May 10, 2018 09:18 pm | Updated May 11, 2018 03:09 pm IST - CHENNAI

Sanjiv Singh (left), Chairman, IOC Ltd and S.N. Pandey, Managing Director, CPCL Ltd at a press conference in Chennai on Thursday ( May 10, 2018)
Photo : Bijoy Ghosh
To go with Balachander's report

Sanjiv Singh (left), Chairman, IOC Ltd and S.N. Pandey, Managing Director, CPCL Ltd at a press conference in Chennai on Thursday ( May 10, 2018)
Photo : Bijoy Ghosh
To go with Balachander's report

Chennai Petroleum Corporation Ltd. (CPCL), has planned a capital expenditure of ₹1,000 crore on various ongoing projects during the current fiscal, said a top official.

“We will be investing ₹1,000 crore during the current financial year,” said S.N. Pandey, MD, CPCL. “We are currently implementing a number of projects to improve reliability, profitability and to meet BS-VI product quality specifications at a cost of ₹2,540 crore.”

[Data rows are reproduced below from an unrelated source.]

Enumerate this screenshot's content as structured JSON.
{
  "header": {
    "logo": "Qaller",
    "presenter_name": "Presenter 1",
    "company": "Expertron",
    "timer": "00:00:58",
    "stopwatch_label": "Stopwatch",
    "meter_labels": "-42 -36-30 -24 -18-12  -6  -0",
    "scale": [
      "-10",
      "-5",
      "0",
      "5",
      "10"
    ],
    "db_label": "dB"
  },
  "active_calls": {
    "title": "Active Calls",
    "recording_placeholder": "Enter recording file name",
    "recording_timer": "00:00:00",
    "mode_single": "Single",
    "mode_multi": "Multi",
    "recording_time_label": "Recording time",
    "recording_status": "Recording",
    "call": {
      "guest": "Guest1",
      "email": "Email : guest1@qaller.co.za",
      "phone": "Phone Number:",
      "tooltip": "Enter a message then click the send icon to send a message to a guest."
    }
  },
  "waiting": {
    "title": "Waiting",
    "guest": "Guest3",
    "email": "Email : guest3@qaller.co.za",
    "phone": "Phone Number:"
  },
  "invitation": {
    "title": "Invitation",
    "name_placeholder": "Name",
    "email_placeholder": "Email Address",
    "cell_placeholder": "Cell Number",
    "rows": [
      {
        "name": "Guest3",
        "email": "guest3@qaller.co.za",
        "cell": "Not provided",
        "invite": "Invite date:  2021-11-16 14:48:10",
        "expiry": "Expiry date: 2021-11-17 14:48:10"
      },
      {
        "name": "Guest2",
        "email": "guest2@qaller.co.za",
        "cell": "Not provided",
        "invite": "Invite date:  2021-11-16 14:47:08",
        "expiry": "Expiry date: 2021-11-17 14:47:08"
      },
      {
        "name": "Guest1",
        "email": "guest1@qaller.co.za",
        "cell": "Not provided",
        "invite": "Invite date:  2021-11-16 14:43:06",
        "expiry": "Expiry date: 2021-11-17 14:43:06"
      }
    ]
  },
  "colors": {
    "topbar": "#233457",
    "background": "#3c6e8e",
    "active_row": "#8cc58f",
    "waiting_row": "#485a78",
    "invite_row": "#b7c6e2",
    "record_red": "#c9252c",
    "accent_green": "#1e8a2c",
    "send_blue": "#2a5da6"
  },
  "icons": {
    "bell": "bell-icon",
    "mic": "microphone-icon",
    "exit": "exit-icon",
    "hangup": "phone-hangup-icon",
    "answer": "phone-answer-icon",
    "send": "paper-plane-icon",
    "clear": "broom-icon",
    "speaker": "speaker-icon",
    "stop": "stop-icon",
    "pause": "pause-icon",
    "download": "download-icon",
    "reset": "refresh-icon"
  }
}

The investment would be made in a BS-VI project (₹1,858 crore), new crude oil pipeline (₹258 crore) and a regassified liquefied natural gas (RLNG) project (₹421 crore). While the new crude oil pipeline project is expected to be mechanically completed by July 2018, the BS-VI project would be implemented during 2019-20. RLNG would be completed in phases from November 2018, he said. On Thursday, the board of CPCL gave its in-principle approval for setting up a 9-million tonne refinery at Cauvery Basin, Nagapattinam, in Tamil Nadu, at a cost of ₹27,450 crore.

Preparation of a Detailed Feasibility Report is underway and is expected to be completed by March 2019.

“The project is expandable in the future. The cost could be plus or minus 30%. CPCL might go to the market to raise funds for the Nagapattinam refinery,” said Sanjiv Singh, Chairman, CPCL.

The costing would happen next year, followed by finalising the debt equity ratio. After this, the quantum of finance to be raised would be decided, Mr. Singh said.

Profit falls

For the year ended March 2018, the firm reported a 11% fall in net profit to ₹913 crore from ₹1,029 crore, as the tax incidence of the previous year included the effect of balance unabsorbed depreciation, which was availed in full. The board declared 185% dividend for the year.